Edward J. Markey, Senator, press release, January 15, 2019: “Drones have the capability to collect treasure troves of sensitive personal information using technologies like facial recognition and automated license plate readers, yet the FAA has failed to establish any baseline privacy protections, despite its obligation to integrate drones into the national airspace. This neglect of American’s right to privacy in the age of drones is unacceptable. Congress must man the controls, which is why I will be reintroducing my Drone Aircraft Privacy and Transparency Act to protect the public from these potential flying spies in the skies.”
According to AUVSI, the FAA policy to modify current sUAV regulations to be more flexible will help advance society. “A rule that allows for widespread operations over people without requiring a waiver will allow more operators to harness the great potential of UAS.” AUSVI specifically highlights State Farm and their permission to fly drones BVLOS and over crowds of people. State Farm was granted this waiver from the FAA to assess damages following Hurricane Michael. “State Farm requires the ability to quickly assess damage after significant weather events in order to serve customers as efficiently as possible.

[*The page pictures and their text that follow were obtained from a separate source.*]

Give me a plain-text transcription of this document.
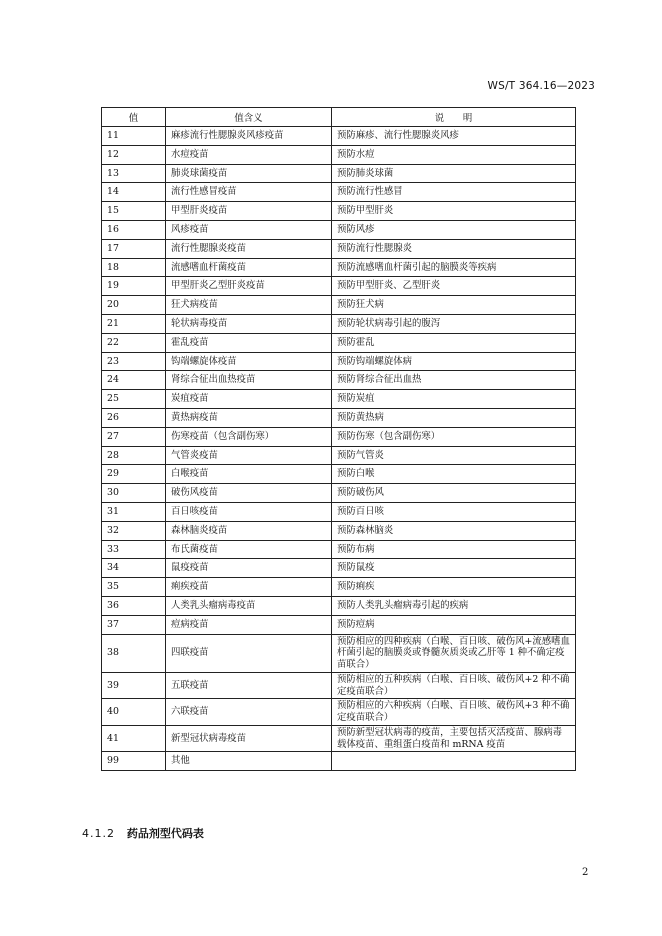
WS/T 364.16—2023
值	值含义	说　　明
11	麻疹流行性腮腺炎风疹疫苗	预防麻疹、流行性腮腺炎风疹
12	水痘疫苗	预防水痘
13	肺炎球菌疫苗	预防肺炎球菌
14	流行性感冒疫苗	预防流行性感冒
15	甲型肝炎疫苗	预防甲型肝炎
16	风疹疫苗	预防风疹
17	流行性腮腺炎疫苗	预防流行性腮腺炎
18	流感嗜血杆菌疫苗	预防流感嗜血杆菌引起的脑膜炎等疾病
19	甲型肝炎乙型肝炎疫苗	预防甲型肝炎、乙型肝炎
20	狂犬病疫苗	预防狂犬病
21	轮状病毒疫苗	预防轮状病毒引起的腹泻
22	霍乱疫苗	预防霍乱
23	钩端螺旋体疫苗	预防钩端螺旋体病
24	肾综合征出血热疫苗	预防肾综合征出血热
25	炭疽疫苗	预防炭疽
26	黄热病疫苗	预防黄热病
27	伤寒疫苗（包含副伤寒）	预防伤寒（包含副伤寒）
28	气管炎疫苗	预防气管炎
29	白喉疫苗	预防白喉
30	破伤风疫苗	预防破伤风
31	百日咳疫苗	预防百日咳
32	森林脑炎疫苗	预防森林脑炎
33	布氏菌疫苗	预防布病
34	鼠疫疫苗	预防鼠疫
35	痢疾疫苗	预防痢疾
36	人类乳头瘤病毒疫苗	预防人类乳头瘤病毒引起的疾病
37	痘病疫苗	预防痘病
38	四联疫苗	预防相应的四种疾病（白喉、百日咳、破伤风+流感嗜血杆菌引起的脑膜炎或脊髓灰质炎或乙肝等 1 种不确定疫苗联合）
39	五联疫苗	预防相应的五种疾病（白喉、百日咳、破伤风+2 种不确定疫苗联合）
40	六联疫苗	预防相应的六种疾病（白喉、百日咳、破伤风+3 种不确定疫苗联合）
41	新型冠状病毒疫苗	预防新型冠状病毒的疫苗，主要包括灭活疫苗、腺病毒载体疫苗、重组蛋白疫苗和 mRNA 疫苗
99	其他	
4.1.2 药品剂型代码表
2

Drone technology is an additional tool providing technical capabilities to quickly deploy over an event site and assess damage from the air.”
On the other hand, Senator Markey raises concerns about privacy and safety. He believes that making sUAVs more accessible without consideration of privacy protections is a “neglect of American’s right to privacy.” He plans to reintroduce his Drone Aircraft Privacy and Transparency Act, a bill to amend the FAA Modernization and Reform Act of 2012, to “protect the public from these potential flying spies in the skies.”